Alphabet’s X lab spins out molten-salt energy storage project Malta - sahin-boydas
https://blog.x.company/introducing-malta-81bceb559061
======
FiatLuxDave
I'm interested to know what kind of heat pump they are using to get up to
molten salt temperatures. The only off-the-shelf high temp heat pumps you can
find are generally supercritical CO2. To get a high temperature differential
with phase change heat pumps, you typically need to use multiple stages or
have a very high compression ratio (read: quite expensive compressor). The
picture in the background looks like maybe a ceramic turbine?

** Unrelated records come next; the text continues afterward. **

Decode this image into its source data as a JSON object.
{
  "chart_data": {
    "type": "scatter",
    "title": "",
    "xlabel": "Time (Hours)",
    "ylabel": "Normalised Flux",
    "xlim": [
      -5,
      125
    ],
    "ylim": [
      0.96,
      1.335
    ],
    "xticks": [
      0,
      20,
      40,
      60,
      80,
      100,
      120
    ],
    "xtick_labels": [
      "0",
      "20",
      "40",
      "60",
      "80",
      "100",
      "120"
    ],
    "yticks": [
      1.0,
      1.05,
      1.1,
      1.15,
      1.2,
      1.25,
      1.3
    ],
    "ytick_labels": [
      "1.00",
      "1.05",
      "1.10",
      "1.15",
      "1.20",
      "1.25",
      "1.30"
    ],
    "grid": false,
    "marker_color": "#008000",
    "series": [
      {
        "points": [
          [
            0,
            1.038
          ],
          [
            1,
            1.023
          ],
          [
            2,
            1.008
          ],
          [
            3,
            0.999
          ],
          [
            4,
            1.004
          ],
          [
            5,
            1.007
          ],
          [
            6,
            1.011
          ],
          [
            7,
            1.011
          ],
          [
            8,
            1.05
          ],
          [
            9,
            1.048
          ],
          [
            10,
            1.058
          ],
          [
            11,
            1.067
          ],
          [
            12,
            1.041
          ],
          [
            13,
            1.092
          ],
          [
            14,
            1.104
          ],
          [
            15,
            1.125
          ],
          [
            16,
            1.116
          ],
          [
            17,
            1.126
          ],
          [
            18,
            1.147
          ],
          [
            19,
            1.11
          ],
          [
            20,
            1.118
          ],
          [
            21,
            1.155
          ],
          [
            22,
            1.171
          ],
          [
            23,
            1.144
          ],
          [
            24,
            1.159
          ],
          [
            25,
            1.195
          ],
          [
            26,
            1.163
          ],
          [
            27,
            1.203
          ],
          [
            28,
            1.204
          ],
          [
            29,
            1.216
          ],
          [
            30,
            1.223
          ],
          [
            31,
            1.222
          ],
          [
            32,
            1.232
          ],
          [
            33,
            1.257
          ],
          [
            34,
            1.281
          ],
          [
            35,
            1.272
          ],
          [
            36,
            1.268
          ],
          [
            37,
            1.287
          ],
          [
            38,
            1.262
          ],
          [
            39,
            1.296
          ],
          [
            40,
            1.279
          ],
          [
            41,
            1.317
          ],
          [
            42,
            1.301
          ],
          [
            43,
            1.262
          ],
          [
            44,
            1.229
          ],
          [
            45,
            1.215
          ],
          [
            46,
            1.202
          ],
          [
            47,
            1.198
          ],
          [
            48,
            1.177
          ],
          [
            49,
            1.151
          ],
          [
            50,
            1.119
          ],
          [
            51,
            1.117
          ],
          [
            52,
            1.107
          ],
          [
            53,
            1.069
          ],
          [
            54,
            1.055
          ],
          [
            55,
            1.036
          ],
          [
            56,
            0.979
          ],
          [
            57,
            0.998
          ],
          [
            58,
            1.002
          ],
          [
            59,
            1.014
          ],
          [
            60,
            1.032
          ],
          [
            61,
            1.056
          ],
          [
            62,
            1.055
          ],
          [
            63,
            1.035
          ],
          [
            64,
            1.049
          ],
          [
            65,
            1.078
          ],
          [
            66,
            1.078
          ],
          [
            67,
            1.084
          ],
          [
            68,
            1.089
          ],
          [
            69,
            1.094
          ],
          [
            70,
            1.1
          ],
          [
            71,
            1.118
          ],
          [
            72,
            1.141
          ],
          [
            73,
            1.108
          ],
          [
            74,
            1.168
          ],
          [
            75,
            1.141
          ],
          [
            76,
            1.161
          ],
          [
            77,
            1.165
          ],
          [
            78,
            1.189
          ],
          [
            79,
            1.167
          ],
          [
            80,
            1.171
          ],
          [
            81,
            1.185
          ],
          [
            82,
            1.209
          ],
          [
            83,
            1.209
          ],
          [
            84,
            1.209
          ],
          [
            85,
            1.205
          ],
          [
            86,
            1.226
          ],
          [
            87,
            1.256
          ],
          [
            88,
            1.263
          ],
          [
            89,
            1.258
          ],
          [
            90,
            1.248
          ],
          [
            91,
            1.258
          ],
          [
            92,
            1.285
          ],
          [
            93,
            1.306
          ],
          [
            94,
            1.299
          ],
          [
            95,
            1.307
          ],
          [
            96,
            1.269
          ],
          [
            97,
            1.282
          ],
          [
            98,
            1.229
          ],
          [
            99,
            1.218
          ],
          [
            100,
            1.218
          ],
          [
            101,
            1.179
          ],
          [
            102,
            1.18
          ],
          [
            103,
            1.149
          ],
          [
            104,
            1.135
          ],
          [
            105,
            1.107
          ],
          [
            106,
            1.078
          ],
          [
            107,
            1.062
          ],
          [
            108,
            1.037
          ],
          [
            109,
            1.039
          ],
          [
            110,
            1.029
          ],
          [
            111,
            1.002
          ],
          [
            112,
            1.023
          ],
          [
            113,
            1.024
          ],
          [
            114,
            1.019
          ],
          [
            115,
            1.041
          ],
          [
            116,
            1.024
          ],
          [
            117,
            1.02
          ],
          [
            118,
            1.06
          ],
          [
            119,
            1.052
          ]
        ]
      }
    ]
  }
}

Anyone who has any information on this, I'd be interested to hear more about
the details.

------
partingshots
I like it. Conventional batteries are inefficient for grid level stationary
energy storage. Battery packs should stick to their strengths in areas where
portability is more important. With the aspect of not having to be moved,
molten-salt storage is cheaper and more cost-effective with pretty much zero
downsides.

Congratulations to the team that figured out how to build the corrosion
resistant materials they're using for storing molten salt. This has been a
defining bottleneck for decades now and is a huge accomplishment.

------
occamrazor
My memories of thermodynamics are old and full of gaps, but from what I
remember both steps, if performed at "normal temperatures, necessarily produce
a waste of energy. The first step, i.e. using electricity to drive a heat
pump, is efficient only if the temperature differential between the cold body
and the hot one is small. On the other side, conversion of thermal energy into
electricity is efficient only if the temperature differential is large. How
does Malta overcome this problem?

------
syntaxing
I am so curious about this project and really hope for it's success. But heat
pumps and PV curves have been studies for centuries. I'm super curious what
Alphabet has to offer that is cutting edge. That being said, I really hope
they are going to use a Stirling engine to convert the heat back into
electricity rather than a turbine. A large scale maintenance free Stirling
pump has always been my dream.

------
sahin-boydas
[https://venturebeat.com/2018/12/19/alphabets-x-lab-spins-
out...](https://venturebeat.com/2018/12/19/alphabets-x-lab-spins-out-molten-
salt-energy-storage-project-malta-as-an-independent-company/)

------
b_tterc_p
How easy would it be to transport temperaturized salt compared to sending
electricity through a grid? Or rather, could we use this to generate large
amounts of renewable energy in remote but energy dense or low land cost
locations and then ship it back to populous areas?